Well, we know that some of the culinary herbs can also make dramatic statements in purely ornamental settings. Korean angelica (Angelica gigas), for example, with its dark purple flowers and tall red stems is a great centerpiece plant for the perennial border. (It's also good at attracting lacewings, lady beetles, and parasitic wasps.) Dill, with its thread-like, blue-green foliage and lacy, aromatic, deep-yellow umbels, can look good planted almost anywhere in the yard.

In her book, Great Garden Companions (see box), Cornell Cooperative Extension specialist Sally Jean Cunningham recommends the summer-blooming, umbelliferous sea hollies (Eryngium species) as striking plants for the front of a perennial cluster. Not only do they have, according to Sally, attractive "leathery, blue-gray, spiny foliage" and "silvery blue flower heads with dome-shaped centers and silvery leaf-like bracts," but they also are good at attracting parasitic wasps.

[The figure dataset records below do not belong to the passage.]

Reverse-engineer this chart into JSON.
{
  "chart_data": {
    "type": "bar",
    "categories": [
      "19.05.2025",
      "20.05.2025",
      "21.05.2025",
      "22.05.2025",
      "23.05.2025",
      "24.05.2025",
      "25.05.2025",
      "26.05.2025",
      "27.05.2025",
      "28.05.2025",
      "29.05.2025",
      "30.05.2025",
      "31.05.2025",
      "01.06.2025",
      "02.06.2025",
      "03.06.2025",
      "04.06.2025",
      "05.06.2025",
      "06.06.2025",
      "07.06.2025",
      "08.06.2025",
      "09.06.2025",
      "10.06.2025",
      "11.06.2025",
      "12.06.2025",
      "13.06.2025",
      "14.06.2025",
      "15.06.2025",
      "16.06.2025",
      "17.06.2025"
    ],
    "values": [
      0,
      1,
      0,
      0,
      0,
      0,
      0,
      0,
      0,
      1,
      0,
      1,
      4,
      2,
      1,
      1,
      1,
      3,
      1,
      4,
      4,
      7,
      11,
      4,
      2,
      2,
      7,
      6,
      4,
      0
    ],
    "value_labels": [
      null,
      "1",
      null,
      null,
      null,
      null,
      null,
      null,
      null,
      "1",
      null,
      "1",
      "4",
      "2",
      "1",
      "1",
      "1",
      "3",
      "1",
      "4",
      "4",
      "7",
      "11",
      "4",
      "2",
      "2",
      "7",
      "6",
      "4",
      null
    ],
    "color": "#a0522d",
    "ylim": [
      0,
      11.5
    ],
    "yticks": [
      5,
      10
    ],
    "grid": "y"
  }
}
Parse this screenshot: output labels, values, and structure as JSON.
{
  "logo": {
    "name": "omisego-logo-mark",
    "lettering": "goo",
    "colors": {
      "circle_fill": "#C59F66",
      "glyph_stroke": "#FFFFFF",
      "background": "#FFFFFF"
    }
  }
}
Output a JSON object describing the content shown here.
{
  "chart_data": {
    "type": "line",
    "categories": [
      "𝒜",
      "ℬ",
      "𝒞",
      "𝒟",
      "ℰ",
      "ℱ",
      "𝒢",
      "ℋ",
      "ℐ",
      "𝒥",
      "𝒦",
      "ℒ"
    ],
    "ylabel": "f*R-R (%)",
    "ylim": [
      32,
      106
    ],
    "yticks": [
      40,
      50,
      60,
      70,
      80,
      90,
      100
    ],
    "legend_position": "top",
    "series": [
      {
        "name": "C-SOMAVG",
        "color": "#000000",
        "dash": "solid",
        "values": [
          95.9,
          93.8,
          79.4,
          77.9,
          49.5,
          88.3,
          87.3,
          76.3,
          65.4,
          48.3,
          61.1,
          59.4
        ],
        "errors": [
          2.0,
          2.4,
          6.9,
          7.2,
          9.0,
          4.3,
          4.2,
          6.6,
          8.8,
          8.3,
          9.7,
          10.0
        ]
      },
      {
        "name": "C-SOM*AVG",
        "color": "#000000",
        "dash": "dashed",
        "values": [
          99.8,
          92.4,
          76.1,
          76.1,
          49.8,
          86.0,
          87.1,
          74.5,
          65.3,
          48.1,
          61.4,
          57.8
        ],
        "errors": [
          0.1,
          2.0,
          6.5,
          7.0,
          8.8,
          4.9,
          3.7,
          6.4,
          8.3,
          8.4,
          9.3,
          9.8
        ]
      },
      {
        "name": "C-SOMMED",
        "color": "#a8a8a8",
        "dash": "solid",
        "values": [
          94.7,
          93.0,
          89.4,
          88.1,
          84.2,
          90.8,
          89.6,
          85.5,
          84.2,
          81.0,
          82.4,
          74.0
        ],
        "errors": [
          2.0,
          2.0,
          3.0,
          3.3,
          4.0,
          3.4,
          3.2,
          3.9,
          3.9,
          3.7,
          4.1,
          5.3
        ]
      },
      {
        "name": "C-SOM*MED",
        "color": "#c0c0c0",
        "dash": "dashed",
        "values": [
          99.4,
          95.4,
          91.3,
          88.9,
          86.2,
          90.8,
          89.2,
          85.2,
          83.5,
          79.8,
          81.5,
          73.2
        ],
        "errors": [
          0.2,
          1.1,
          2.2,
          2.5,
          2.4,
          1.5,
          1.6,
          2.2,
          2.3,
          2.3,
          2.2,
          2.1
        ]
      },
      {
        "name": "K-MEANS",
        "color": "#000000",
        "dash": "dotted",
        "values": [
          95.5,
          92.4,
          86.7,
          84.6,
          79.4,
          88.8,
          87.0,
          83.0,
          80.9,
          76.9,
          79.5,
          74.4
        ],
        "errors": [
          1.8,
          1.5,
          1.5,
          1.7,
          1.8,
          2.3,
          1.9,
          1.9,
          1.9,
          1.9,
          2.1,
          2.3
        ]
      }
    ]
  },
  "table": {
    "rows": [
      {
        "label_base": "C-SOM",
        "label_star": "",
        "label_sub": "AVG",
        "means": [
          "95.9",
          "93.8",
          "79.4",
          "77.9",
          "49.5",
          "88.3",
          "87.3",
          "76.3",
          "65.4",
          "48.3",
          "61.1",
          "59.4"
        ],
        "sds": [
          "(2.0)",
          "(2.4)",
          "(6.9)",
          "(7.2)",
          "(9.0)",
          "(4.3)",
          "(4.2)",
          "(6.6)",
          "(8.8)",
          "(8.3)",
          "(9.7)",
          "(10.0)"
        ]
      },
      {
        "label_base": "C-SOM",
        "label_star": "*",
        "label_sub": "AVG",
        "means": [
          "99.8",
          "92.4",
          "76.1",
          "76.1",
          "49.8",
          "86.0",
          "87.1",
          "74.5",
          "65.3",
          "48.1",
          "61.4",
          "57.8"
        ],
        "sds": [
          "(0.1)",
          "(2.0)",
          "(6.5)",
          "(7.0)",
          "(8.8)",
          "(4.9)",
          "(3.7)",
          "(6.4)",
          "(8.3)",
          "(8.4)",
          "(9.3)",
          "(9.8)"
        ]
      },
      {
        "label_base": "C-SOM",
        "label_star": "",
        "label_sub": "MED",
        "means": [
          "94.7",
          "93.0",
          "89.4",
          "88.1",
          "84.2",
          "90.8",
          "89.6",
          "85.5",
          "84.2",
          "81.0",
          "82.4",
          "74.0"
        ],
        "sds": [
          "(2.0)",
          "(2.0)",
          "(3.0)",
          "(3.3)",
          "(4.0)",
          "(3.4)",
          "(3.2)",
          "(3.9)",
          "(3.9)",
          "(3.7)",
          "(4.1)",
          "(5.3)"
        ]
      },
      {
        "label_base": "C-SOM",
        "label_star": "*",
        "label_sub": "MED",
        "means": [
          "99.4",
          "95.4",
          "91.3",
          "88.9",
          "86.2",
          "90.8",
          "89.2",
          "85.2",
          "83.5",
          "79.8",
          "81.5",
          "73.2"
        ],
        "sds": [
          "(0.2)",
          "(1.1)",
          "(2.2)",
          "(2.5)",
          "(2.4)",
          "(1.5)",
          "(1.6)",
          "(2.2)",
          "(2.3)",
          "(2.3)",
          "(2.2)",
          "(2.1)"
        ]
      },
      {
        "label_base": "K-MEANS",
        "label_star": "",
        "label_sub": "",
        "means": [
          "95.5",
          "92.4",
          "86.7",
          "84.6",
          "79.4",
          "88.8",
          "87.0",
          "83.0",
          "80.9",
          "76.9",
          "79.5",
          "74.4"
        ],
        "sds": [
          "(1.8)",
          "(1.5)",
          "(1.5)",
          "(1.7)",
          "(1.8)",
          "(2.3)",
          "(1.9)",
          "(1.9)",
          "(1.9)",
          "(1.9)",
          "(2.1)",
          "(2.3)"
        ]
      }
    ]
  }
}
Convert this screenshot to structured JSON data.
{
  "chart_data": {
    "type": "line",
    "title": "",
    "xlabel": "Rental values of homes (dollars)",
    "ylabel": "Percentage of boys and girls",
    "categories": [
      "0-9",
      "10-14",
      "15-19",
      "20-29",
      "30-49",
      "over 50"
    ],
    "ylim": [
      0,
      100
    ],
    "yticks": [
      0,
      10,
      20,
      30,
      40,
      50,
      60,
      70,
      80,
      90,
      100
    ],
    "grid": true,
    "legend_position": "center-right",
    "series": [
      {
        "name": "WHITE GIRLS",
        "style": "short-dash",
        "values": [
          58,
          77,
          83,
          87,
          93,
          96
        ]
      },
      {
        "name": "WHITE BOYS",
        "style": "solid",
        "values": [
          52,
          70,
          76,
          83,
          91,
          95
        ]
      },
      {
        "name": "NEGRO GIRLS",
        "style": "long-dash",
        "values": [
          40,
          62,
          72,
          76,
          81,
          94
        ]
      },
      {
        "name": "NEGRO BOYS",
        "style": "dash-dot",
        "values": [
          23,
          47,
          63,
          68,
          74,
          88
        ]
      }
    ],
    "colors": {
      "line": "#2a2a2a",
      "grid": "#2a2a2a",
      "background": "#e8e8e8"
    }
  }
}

As yet there just isn't much data in on how well the more decorative members of the Carrot Family perform as insectary plants. "The science of which plants attract or maintain which insects, at which time of year, in which climate zones is at an elementary stage," says Sally.

So this is a good opportunity for gardeners to get in on the action and study such traditionally planted ornamental genera as Astrantia (masterwort), Myrrhis (sweet Cicely), Aciphylla (speargrass), and Bupleurum (thorow-wax) for signs of beneficial insect activity. But you don't need to stop there. The ornamental palette of the Carrot Family is broadening steadily.

In the April 2001 issue of Horticulture magazine, plantsman Daniel J. Hinkley wrote about some of his favorite lesser-known umbellifers. He recommended the spring-blooming Chaerophyllum hirsutum 'Roseum' for its "low spreading mounds of handsome, deeply dissected foliage" and its "lacy heads of rose-colored flowers." He also gave special mention to Pimpinella major 'Rosea' (greater burnet), whose sturdy, 3-foot stems produce "lovely discs of light pink" from July to August.

I asked Dan if he had noticed any high insect activity on the specialty umbellifers that he grows at Heronswood Nursery. He couldn't say for sure, but his interest was definitely piqued. "You know, come to think of it, there's always a swarm of wasps flying around our angelicas."


Niall Dunne is the editor of Plants & Gardens News.